I can­vassed my dog­gie friends. “How long did it take you to — you know — like your dog?” I asked Vicky.

“But Fiona, what do you mean? I loved Bil­lieJean from the mo­ment I laid eyes on her!”

I cried my­self to sleep that night. My hus­band re­minded me to chill out and that Vicky is so at­tached to her cabral­abraspoo­dledo, or what­ever it is, that she hires a babysit­ter for Bil­lie Jean if she’s go­ing out for din­ner.

Jane had more sym­pa­thy. “I think I hate the dog.” I texted.

“Oh honey ... I know ... a work in progress,” she texted back.

“Sonny is 10 and he’s so f***ing an­noy­ing he drives me crazy. Some­times ... if I had a gun ... Michael says it’s just as well I don’t have a gun.”

The weeks went by. I got over my­self — a bit — although I was still prone to the oc­ca­sional out­burst.

Some­thing was chang­ing, though.
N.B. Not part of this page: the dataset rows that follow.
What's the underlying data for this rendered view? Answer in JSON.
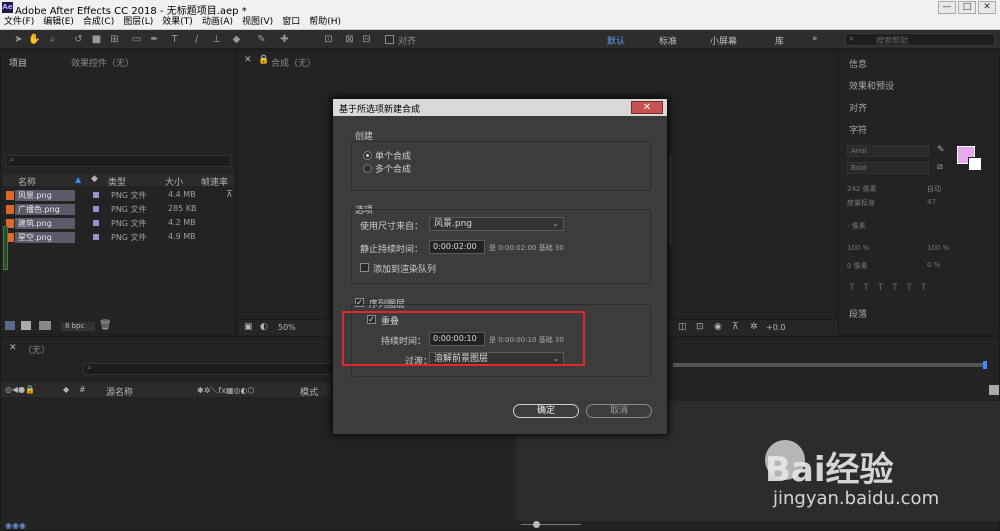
{
  "window": {
    "title": "Adobe After Effects CC 2018 - 无标题项目.aep *",
    "app_icon": "Ae",
    "controls": [
      "—",
      "□",
      "✕"
    ]
  },
  "menu": [
    "文件(F)",
    "编辑(E)",
    "合成(C)",
    "图层(L)",
    "效果(T)",
    "动画(A)",
    "视图(V)",
    "窗口",
    "帮助(H)"
  ],
  "toolbar": {
    "align_label": "对齐",
    "workspaces": [
      "默认",
      "标准",
      "小屏幕",
      "库"
    ],
    "active_workspace": "默认",
    "more": "»",
    "search_placeholder": "搜索帮助"
  },
  "project": {
    "tab": "项目",
    "effects_tab": "效果控件（无）",
    "cols": [
      "名称",
      "类型",
      "大小",
      "帧速率"
    ],
    "files": [
      {
        "name": "风景.png",
        "type": "PNG 文件",
        "size": "4.4 MB"
      },
      {
        "name": "广播色.png",
        "type": "PNG 文件",
        "size": "285 KB"
      },
      {
        "name": "建筑.png",
        "type": "PNG 文件",
        "size": "4.2 MB"
      },
      {
        "name": "星空.png",
        "type": "PNG 文件",
        "size": "4.9 MB"
      }
    ],
    "bpc": "8 bpc"
  },
  "composition": {
    "tab": "合成（无）",
    "zoom": "50%",
    "offset": "+0.0"
  },
  "right_panel": {
    "items": [
      "信息",
      "效果和预设",
      "对齐",
      "字符"
    ],
    "font": "Arial",
    "style": "Bold",
    "size": "242 像素",
    "leading": "自动",
    "tracking": "度量标准",
    "tracking_val": "47",
    "unit": "- 像素",
    "scale_v": "100 %",
    "scale_h": "100 %",
    "baseline": "0 像素",
    "tsume": "0 %",
    "paragraph": "段落",
    "fill_color": "#e7a8ee"
  },
  "timeline": {
    "tab": "（无）",
    "col_name": "源名称",
    "col_mode": "模式"
  },
  "dialog": {
    "title": "基于所选项新建合成",
    "create": {
      "label": "创建",
      "single": "单个合成",
      "multi": "多个合成"
    },
    "options": {
      "label": "选项",
      "use_size_label": "使用尺寸来自：",
      "use_size_value": "风景.png",
      "still_label": "静止持续时间：",
      "still_value": "0:00:02:00",
      "still_note": "是 0:00:02:00 基础 30",
      "add_render": "添加到渲染队列"
    },
    "sequence": {
      "label": "序列图层",
      "overlap": "重叠",
      "dur_label": "持续时间：",
      "dur_value": "0:00:00:10",
      "dur_note": "是 0:00:00:10 基础 30",
      "trans_label": "过渡：",
      "trans_value": "溶解前景图层"
    },
    "ok": "确定",
    "cancel": "取消"
  },
  "watermark": {
    "brand": "Bai经验",
    "url": "jingyan.baidu.com"
  }
}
The anx­ious, pan­icky feel­ing I had been ex­pe­ri­enc­ing re­gard­ing dog own­er­ship seemed to be al­le­vi­ated by long walks in the fresh air, with a puff­ing ca­nine at my heels.

When I saw her play­ing well with other dogs I FELT PROUD OF HER.

When she’d slink up the hall­way at a quar­ter to seven to poke her head around the bed­room door, I’d smile and say, “Good morn­ing, beau­ti­ful.”

That an­noy­ing thing that she did, with­out fail, at break­fast, where she shoved her wet snout into my right armpit, be­came en­dear­ing, some­how.

And the sound of our son gig­gling un­con­trol­lably as he wres­tled with her on the floor made my heart sing.

Who had I become? “Some­one who is fall­ing in love with her dog,” con­firmed Beth, know­ingly, as she buffed my nails. “I have three kids and get­ting up in the night to Rusty was worse than all of them put to­gether. But we wouldn’t be with­out him now.”

Okay, so it’s still gross when she finds a mouse in the wood pile and be­heads it, de­light­ing in this sur­pris­ing and crunchy lit­tle ro­denty morsel. The en­ergy is bound­less. The ap­petite will never be sa­ti­ated. And the farts are deadly.

But I love the way she moth­ers the chick­ens, and when we put the scraps out for them she tears up the fence­line at speed mak­ing sure the sheep don’t get to them first with her “WOR WOR WOR” Big Scary Bark.

The way she likes to help us col­lect pine cones and fire­wood. The soft­ness of her ears. She hasn’t saved me when I’ve been trapped in the well, although I’m en­tirely con­vinced she’d be ca­pa­ble of it.

Me and my bitch, we’re tight.

El­lie, the writer’s labrador/ bor­der col­lie cross.